The fourth edition of CCHP’s State Telehealth Laws and Reimbursement Policies Report is now available! CCHP’s report is the most comprehensive report on state telehealth laws, regulations and Medicaid policies available and contains the most current and up to date information for all 50 states and the District of Columbia. The report found that as many states are beginning to expand telehealth reimbursement, others continue to restrict and place limitations on telehealth delivered services. Live video Medicaid reimbursement continues to far exceed reimbursement for store-and-forward and remote patient monitoring (RPM). In fact, the number of states offering any form of reimbursement for live video, store-and-forward or RPM services has remained stagnant since July 2015 (although there has been a shift in the particular states offering reimbursement for these modalities). These diverging policy directions are indicative of the vast difference in telehealth policies throughout the nation.

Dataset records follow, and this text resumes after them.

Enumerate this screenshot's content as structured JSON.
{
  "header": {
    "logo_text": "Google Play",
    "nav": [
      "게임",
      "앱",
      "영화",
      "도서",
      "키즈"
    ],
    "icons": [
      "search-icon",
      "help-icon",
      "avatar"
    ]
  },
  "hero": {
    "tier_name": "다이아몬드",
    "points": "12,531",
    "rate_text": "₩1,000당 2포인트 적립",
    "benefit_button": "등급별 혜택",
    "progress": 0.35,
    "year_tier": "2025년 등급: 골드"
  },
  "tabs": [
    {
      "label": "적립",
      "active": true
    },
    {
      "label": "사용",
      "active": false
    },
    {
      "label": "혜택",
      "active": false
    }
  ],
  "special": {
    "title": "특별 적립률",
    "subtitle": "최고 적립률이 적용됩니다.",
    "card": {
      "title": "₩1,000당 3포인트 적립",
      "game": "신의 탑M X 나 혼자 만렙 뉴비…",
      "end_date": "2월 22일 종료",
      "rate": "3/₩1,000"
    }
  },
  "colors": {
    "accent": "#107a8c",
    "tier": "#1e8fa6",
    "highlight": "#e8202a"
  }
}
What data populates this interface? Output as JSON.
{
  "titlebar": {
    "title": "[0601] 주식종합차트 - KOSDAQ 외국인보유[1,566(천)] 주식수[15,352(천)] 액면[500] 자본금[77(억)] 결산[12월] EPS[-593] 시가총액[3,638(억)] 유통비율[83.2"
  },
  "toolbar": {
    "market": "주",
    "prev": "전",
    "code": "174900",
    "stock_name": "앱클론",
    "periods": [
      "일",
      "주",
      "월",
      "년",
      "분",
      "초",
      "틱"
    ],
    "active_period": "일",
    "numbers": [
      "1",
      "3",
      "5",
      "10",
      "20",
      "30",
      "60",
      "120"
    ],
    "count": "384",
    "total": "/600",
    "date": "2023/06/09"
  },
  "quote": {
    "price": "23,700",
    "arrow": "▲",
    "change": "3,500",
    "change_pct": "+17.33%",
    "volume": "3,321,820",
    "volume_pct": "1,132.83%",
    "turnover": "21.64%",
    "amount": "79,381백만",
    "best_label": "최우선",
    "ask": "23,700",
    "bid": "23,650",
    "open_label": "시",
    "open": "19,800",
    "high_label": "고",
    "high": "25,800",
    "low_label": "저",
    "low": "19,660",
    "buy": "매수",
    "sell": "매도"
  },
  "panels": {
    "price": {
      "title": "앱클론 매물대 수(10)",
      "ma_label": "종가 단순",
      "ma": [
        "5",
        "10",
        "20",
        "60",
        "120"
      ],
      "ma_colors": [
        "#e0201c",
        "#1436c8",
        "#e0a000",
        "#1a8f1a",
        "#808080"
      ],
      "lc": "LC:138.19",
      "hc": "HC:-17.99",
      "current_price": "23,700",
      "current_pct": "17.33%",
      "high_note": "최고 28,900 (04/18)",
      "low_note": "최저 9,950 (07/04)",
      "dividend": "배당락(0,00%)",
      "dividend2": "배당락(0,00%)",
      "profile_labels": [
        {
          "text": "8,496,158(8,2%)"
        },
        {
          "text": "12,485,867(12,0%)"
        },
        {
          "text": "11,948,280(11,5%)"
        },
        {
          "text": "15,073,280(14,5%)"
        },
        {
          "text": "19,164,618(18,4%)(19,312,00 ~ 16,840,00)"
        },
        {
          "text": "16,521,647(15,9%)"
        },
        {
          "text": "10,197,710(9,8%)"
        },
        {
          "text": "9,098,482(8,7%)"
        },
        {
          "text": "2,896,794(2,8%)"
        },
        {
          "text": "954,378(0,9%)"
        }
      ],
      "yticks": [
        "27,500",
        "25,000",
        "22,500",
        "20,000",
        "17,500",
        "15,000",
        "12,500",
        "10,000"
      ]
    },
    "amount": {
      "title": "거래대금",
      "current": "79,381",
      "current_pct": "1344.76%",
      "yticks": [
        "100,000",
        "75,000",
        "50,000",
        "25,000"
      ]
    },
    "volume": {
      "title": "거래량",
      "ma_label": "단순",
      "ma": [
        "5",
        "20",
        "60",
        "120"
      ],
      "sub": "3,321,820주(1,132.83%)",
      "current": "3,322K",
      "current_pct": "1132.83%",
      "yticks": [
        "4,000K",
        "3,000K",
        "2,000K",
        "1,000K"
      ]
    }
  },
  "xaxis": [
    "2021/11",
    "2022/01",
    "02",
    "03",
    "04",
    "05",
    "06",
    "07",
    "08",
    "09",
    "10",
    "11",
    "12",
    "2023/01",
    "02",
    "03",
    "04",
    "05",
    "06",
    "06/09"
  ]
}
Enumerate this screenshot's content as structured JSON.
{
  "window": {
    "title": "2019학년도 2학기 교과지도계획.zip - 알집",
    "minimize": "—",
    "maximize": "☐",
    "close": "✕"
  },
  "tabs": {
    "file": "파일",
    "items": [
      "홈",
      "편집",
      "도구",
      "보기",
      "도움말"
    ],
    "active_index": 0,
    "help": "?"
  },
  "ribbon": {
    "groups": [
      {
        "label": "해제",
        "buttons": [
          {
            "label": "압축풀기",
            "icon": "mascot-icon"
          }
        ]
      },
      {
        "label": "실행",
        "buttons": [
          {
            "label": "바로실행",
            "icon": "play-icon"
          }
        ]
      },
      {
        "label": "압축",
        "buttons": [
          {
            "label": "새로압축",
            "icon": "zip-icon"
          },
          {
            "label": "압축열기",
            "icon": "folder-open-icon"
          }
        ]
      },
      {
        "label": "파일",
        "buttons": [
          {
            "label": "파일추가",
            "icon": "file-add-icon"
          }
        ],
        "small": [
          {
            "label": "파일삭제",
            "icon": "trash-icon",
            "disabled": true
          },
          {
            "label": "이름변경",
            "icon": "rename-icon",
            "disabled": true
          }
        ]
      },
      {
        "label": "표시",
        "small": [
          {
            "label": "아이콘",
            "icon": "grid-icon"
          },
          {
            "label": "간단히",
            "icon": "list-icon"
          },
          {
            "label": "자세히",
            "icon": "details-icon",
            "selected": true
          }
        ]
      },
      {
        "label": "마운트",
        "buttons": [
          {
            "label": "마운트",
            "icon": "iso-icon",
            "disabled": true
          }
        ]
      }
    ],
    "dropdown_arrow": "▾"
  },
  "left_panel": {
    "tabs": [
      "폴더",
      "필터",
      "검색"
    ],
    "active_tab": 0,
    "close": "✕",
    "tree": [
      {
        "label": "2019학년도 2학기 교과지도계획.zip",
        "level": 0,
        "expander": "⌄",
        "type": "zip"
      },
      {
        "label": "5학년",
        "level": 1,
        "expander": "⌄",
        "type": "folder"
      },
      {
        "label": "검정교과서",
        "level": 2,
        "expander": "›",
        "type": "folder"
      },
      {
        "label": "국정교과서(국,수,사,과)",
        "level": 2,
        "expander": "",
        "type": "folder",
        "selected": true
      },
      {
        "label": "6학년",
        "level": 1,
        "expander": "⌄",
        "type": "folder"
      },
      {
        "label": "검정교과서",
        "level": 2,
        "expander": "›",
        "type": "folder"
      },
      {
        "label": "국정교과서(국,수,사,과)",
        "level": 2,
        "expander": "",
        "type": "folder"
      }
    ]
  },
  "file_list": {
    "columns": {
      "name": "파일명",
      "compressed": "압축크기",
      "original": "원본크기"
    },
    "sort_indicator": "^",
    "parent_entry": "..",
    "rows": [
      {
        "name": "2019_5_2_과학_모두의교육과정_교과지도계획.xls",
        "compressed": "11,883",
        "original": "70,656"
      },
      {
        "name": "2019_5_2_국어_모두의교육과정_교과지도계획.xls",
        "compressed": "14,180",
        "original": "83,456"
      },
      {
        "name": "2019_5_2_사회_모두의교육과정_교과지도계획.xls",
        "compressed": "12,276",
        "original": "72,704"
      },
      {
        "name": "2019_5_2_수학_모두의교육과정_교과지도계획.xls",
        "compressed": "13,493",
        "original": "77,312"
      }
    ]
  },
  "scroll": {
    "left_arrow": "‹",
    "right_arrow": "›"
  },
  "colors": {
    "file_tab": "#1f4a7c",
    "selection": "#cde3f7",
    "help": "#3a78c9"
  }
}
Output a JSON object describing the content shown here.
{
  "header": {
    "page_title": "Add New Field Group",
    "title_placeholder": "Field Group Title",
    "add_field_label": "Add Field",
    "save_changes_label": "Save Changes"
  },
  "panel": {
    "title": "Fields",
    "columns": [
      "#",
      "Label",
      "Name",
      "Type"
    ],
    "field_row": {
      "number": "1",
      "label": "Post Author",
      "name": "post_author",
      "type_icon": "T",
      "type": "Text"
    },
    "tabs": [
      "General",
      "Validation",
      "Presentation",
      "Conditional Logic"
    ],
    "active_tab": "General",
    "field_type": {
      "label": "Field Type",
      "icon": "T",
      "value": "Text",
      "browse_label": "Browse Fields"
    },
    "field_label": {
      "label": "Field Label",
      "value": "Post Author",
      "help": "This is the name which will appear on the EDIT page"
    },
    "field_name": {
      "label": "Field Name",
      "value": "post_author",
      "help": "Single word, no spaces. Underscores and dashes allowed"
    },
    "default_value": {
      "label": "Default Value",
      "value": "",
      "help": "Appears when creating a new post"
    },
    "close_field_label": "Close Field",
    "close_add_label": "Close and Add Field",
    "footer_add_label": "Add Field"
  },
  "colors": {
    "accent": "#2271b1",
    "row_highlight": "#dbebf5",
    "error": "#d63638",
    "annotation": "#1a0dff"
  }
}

- Just as last year, forty-seven states and Washington DC provide reimbursement for some form of live video in Medicaid fee-for-service. While Iowa’s Medicaid program clarified that they do provide reimbursement for live video, Utah’s telemedicine policy cannot be found, eliminating the state from those that provide reimbursement and keeping the number of states that provide telemedicine reimbursement consistent with last year.
- Oklahoma’s Medicaid program no longer provides reimbursement for store and forward delivered services, while Washington’s Medicaid program now does. Therefore, states reimbursing for store and forward remains at nine states. States that only provide reimbursement for teleradiology were not counted in this number.
- There has been no change since July 2015 in state Medicaid programs offering reimbursement for RPM, continuing at sixteen states.
- Although the practice of restricting reimbursable telehealth services to rural or underserved areas, as is done in the Medicare program, is decreasing, some states continue to maintain this policy. For example, Idaho eliminated such a policy since our July 2015 update of this report, however New Hampshire added this restriction.
- The practice of limiting the type of facility that can serve as an originating site is becoming more common with eight states adding specific facility lists for originating sites since July 2015, making a total of 23 states with this restriction.
- Thirty state Medicaid programs offer a transmission or facility fee when telehealth is used (an increase of one state from July 2015).
- Thirty-three jurisdictions have laws that govern private payer telehealth reimbursement policies (an increase of four states from July 2015).